The key insight: we need policy representations expressive enough to capture distributions over actions, not just point predictions. Diffusion models provide exactly this — which is why Diffusion Policy has become the foundation of modern robot learning. In Part 2, we’ll see precisely how.
References
[1] Capuano, F., Pascal, C., Zouitine, A., Wolf, T., & Aractingi, M. “Robot Learning: A Tutorial.” arXiv:2510.12403, 2025.
[2] Mnih, V., et al. “Human-level control through deep reinforcement learning.” Nature, 2015.
[3] Silver, D., et al. “Mastering the game of Go with deep neural networks and tree search.” Nature, 2016.
[4] Hadfield-Menell, D., et al. “The Off-Switch Game.” IJCAI, 2017. (On reward misspecification)
[5] Zhao, W., et al. “Sim-to-Real Transfer in Deep Reinforcement Learning for Robotics: A Survey.” arXiv, 2020.

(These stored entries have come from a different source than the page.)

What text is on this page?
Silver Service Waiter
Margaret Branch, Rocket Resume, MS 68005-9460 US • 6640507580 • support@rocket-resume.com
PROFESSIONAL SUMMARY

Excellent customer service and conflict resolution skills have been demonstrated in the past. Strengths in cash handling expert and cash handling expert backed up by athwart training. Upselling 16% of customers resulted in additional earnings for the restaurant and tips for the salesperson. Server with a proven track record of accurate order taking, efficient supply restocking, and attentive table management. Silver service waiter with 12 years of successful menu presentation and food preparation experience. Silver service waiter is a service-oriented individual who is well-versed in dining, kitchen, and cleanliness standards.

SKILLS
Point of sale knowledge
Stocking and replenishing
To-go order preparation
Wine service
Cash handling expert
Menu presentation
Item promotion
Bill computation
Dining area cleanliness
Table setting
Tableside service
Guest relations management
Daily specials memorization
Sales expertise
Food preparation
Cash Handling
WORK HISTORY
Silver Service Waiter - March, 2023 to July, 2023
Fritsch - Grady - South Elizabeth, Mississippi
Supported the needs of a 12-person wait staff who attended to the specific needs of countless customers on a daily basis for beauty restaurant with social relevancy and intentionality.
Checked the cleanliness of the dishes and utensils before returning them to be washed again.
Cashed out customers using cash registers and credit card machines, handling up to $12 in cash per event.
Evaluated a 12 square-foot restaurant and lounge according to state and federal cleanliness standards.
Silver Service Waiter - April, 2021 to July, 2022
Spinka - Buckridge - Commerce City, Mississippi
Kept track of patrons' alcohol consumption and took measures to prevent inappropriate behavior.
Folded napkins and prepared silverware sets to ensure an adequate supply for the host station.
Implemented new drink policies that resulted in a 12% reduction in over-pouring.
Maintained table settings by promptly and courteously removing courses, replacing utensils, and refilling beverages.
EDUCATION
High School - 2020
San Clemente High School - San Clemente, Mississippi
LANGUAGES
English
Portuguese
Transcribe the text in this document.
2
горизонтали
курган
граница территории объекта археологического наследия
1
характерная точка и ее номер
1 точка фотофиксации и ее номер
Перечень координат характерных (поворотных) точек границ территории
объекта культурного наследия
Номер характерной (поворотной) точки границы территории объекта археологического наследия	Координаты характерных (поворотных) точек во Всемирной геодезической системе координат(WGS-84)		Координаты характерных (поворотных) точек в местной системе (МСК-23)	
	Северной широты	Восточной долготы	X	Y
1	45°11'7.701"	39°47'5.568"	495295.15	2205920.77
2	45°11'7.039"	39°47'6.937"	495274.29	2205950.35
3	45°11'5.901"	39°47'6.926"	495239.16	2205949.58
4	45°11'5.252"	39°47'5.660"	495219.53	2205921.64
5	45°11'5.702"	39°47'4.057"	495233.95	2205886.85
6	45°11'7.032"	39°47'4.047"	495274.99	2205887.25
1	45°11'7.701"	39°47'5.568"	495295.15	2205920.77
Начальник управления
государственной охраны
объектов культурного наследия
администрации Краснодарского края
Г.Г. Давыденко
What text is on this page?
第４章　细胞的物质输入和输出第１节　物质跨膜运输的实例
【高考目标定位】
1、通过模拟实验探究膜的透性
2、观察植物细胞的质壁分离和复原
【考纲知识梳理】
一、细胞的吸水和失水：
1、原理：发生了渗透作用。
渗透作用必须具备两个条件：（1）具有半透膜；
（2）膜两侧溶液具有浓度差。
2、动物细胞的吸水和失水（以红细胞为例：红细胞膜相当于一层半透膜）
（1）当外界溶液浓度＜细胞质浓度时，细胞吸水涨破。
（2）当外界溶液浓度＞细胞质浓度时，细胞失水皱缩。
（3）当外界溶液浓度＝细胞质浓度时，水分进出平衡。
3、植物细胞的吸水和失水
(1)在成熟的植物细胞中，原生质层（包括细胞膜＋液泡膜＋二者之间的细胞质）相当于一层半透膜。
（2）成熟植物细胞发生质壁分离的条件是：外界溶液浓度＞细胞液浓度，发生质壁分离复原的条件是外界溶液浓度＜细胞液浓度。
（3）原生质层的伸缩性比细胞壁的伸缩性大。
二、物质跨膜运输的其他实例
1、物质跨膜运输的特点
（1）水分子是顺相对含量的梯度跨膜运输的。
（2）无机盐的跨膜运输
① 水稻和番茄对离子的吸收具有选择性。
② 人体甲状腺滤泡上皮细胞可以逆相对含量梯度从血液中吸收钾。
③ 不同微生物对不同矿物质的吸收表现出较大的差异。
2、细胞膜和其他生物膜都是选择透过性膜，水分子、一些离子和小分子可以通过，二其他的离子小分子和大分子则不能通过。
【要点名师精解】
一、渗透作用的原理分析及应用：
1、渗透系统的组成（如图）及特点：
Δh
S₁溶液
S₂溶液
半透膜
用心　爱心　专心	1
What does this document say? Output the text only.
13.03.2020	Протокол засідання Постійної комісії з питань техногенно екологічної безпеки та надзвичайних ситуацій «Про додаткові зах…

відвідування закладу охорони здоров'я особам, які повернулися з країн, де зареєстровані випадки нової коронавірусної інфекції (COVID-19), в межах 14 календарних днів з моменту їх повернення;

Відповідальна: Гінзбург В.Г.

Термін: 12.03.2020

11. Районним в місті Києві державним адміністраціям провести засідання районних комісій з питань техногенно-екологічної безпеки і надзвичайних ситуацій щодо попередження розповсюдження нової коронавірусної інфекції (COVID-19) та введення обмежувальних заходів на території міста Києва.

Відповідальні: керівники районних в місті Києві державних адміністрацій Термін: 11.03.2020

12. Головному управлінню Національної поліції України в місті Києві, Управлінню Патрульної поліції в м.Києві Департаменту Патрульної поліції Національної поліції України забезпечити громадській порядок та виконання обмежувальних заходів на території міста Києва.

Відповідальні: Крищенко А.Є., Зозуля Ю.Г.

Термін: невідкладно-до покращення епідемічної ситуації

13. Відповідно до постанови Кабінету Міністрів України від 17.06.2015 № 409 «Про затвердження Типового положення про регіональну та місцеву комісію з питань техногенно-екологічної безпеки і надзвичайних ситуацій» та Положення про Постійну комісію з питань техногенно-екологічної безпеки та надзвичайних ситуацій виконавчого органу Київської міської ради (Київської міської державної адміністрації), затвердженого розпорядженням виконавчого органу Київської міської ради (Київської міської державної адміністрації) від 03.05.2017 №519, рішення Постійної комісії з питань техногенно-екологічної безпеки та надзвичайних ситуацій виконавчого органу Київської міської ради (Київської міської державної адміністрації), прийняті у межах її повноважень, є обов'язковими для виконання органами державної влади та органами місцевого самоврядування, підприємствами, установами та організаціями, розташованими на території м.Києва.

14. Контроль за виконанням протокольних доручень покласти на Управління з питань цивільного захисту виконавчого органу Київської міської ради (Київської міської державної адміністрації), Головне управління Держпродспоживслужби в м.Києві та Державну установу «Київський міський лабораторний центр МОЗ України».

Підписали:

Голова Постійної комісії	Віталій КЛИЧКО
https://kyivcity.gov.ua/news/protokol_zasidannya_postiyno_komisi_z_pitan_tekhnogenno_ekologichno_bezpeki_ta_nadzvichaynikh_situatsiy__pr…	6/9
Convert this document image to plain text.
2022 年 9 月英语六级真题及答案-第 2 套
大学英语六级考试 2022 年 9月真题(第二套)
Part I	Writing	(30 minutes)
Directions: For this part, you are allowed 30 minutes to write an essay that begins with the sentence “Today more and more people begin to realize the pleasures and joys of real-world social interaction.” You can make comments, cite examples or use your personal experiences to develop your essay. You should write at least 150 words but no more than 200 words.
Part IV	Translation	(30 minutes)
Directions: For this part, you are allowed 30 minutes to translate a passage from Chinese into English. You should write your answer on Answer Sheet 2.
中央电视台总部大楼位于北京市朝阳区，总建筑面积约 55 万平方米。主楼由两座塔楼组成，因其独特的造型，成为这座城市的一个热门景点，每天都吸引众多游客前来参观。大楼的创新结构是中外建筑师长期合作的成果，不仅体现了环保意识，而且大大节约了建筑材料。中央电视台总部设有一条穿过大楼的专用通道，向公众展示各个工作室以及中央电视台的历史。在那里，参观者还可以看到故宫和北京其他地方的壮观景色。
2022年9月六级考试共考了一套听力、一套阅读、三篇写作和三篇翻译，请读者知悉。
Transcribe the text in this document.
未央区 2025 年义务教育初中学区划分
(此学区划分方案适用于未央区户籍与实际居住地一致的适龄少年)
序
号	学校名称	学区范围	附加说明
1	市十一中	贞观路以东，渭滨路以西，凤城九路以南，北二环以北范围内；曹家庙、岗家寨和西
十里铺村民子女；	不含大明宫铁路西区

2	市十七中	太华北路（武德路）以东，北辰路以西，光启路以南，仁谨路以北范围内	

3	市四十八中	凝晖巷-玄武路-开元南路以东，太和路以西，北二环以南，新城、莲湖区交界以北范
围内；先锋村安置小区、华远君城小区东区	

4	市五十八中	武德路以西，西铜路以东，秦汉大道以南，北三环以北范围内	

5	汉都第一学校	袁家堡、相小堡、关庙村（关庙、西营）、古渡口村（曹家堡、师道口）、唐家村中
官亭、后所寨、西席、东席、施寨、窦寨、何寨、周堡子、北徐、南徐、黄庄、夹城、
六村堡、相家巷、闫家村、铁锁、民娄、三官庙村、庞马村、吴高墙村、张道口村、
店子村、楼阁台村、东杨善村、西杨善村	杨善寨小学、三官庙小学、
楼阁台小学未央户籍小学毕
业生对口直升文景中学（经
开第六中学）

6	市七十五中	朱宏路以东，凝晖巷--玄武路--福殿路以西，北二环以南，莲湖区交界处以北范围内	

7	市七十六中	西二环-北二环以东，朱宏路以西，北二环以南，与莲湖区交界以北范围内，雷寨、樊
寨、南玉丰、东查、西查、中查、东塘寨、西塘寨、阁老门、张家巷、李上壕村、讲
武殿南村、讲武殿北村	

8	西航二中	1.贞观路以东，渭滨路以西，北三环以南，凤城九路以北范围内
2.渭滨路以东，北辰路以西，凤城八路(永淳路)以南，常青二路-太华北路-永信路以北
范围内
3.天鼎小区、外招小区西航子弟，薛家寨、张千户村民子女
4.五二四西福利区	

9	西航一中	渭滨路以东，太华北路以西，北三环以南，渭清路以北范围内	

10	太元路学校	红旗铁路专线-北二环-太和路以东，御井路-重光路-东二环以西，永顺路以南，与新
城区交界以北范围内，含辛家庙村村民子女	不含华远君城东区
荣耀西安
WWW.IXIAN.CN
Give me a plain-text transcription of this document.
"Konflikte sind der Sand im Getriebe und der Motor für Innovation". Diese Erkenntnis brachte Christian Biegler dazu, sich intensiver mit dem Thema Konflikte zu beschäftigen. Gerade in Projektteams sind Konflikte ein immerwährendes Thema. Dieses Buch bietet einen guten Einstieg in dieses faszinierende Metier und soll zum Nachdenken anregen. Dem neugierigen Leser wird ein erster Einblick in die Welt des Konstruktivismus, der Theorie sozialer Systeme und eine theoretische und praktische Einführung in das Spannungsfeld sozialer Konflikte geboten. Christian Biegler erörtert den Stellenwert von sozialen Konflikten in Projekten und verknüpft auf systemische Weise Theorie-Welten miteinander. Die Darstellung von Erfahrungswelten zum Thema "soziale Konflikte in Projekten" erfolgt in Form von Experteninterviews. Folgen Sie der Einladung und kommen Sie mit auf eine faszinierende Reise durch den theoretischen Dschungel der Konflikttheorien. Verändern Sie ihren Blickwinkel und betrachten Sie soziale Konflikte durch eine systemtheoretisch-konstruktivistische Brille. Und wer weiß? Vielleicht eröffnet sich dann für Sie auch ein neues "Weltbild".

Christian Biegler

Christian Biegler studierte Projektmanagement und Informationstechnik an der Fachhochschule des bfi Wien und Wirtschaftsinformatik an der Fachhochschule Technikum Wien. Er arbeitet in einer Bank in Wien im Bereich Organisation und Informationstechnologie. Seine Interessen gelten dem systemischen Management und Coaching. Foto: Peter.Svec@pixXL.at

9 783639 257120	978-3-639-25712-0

[6] Schulman, J., et al. “Proximal Policy Optimization Algorithms.” arXiv, 2017.
[7] Ross, S., Gordon, G., & Bagnell, J. A. “A Reduction of Imitation Learning and Structured Prediction to No-Regret Online Learning.” AISTATS, 2011. (DAgger paper)
[8] Zhao, T., et al. “Learning Fine-Grained Bimanual Manipulation with Low-Cost Hardware.” RSS, 2023. (ACT paper)
[9] Chi, C., et al. “Diffusion Policy: Visuomotor Policy Learning via Action Diffusion.” RSS, 2023.
[10] Black, K., et al. “π₀: A Vision-Language-Action Flow Model for General Robot Control.” arXiv, 2024.
[11] Irpan, A. “Deep Reinforcement Learning Doesn’t Work Yet.” Blog post, 2018.
[12] Codevilla, F., et al. “Exploring the Limitations of Behavior Cloning for Autonomous Driving.” ICCV, 2019.